Elliott Currie (1997) sees the roots of crime in inequality of capitalism, i.e., the gap between the rich and poor. Capitalism is not the same everywhere. In America there is a market society, where the pursuit of personal economic gain becomes increasingly the dominant organizing principle of social life. There is an imbalance of the economy and other social institutions, but the focus is less on the breakdown of control and more on how market economy is an amoral force that robs people of their jobs, fails to care for at risk kids and families and acquits the government from doing much about the human costs of inequality.

 

Mark Colvin (1983) focuses on coercion –together with John Pauly. He argues that parents’ class position in the labor market shapes the methods they use to exercise control over their children. Specifically he links the way in which parents are disciplined in the workplace to how they come to discipline their own children. He is concerned with those employed in the secondary job market (dead-end jobs), because these workers are controlled through coercive sanctions, e.g. yelling at and or firing workers. Importing this style of control to the family, these parents tend to discipline their children coercively, attempting to enforce conformity through harsh punishment, rather than, for example, discussions. This coercion is counterproductive, alienating children and weakening bonds to parents. As the problems surface in schools, the pattern is repeated, thus further weakening the bonds with society.

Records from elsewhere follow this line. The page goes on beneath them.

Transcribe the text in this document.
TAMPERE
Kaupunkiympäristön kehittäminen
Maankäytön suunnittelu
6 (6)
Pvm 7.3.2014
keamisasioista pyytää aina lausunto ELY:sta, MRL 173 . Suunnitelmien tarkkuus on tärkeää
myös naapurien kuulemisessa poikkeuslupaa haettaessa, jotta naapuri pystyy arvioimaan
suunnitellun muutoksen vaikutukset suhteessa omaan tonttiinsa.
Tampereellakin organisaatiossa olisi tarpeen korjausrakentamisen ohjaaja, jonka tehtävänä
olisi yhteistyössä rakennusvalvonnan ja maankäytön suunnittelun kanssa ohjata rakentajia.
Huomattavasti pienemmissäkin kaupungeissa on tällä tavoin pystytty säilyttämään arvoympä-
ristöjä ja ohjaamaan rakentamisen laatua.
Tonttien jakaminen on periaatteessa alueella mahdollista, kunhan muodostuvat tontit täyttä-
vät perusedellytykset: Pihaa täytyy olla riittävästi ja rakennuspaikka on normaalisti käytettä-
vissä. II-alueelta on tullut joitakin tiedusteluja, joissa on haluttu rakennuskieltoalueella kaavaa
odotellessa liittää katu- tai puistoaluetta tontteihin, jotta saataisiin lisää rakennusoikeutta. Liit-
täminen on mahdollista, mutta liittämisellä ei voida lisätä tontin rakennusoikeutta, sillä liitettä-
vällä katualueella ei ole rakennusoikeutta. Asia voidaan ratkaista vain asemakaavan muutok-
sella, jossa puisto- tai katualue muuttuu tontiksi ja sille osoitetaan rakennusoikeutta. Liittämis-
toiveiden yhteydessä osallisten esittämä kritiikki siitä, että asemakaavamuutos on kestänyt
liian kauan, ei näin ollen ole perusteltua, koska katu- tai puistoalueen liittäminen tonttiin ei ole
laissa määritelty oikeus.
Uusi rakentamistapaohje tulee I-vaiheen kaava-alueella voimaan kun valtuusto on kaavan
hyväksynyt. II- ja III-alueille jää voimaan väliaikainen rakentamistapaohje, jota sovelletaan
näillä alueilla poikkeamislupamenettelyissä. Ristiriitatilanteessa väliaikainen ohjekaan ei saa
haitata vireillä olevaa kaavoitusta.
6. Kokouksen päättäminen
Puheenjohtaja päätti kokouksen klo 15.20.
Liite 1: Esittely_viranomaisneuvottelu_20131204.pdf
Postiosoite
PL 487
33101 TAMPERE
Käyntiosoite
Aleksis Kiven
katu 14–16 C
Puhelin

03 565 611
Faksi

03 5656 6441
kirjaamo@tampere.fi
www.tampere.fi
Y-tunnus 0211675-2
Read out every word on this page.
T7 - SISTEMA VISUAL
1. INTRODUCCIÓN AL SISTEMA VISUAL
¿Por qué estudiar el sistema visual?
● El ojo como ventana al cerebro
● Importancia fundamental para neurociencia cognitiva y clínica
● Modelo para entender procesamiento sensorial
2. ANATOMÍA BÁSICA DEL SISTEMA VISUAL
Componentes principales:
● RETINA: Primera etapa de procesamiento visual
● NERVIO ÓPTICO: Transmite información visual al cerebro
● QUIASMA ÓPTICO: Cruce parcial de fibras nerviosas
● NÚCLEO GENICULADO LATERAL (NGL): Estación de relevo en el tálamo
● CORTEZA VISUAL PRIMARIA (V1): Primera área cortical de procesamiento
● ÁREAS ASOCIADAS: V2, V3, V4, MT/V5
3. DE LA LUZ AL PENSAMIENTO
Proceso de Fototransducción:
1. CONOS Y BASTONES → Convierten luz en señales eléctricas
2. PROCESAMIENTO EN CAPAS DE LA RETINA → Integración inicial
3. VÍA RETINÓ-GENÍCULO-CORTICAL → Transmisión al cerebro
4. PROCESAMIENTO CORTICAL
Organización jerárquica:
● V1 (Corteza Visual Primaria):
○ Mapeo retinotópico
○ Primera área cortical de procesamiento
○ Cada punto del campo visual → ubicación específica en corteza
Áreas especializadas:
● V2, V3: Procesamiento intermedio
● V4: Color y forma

Coercive relations can appear in any number of settings, including workplaces, families, schools, among peers, and in state bureaucracies, such as welfare and criminal justice agencies. Coercion, i.e., compelling someone to act is a certain way, not only occurs through direct force and intimidation but also through the pressure of impersonal economic or social forces, e.g., living in a community in which quality jobs have moved elsewhere. In the USA, both interpersonal and impersonal coercion is tied to inequality. The greater the degree of coercion, the greater the criminal involvement.

The solution (like for Currie): supportive social and criminal justice policies that reduce the multiple forms of coercion faced by most vulnerable citizens.

 

The goal of peacemaking criminology (Richard Quinney) is to seek to end suffering and thereby eliminate crime. Criminologists should use their knowledge and lives to create social justice, favoring programs such as restorative justice.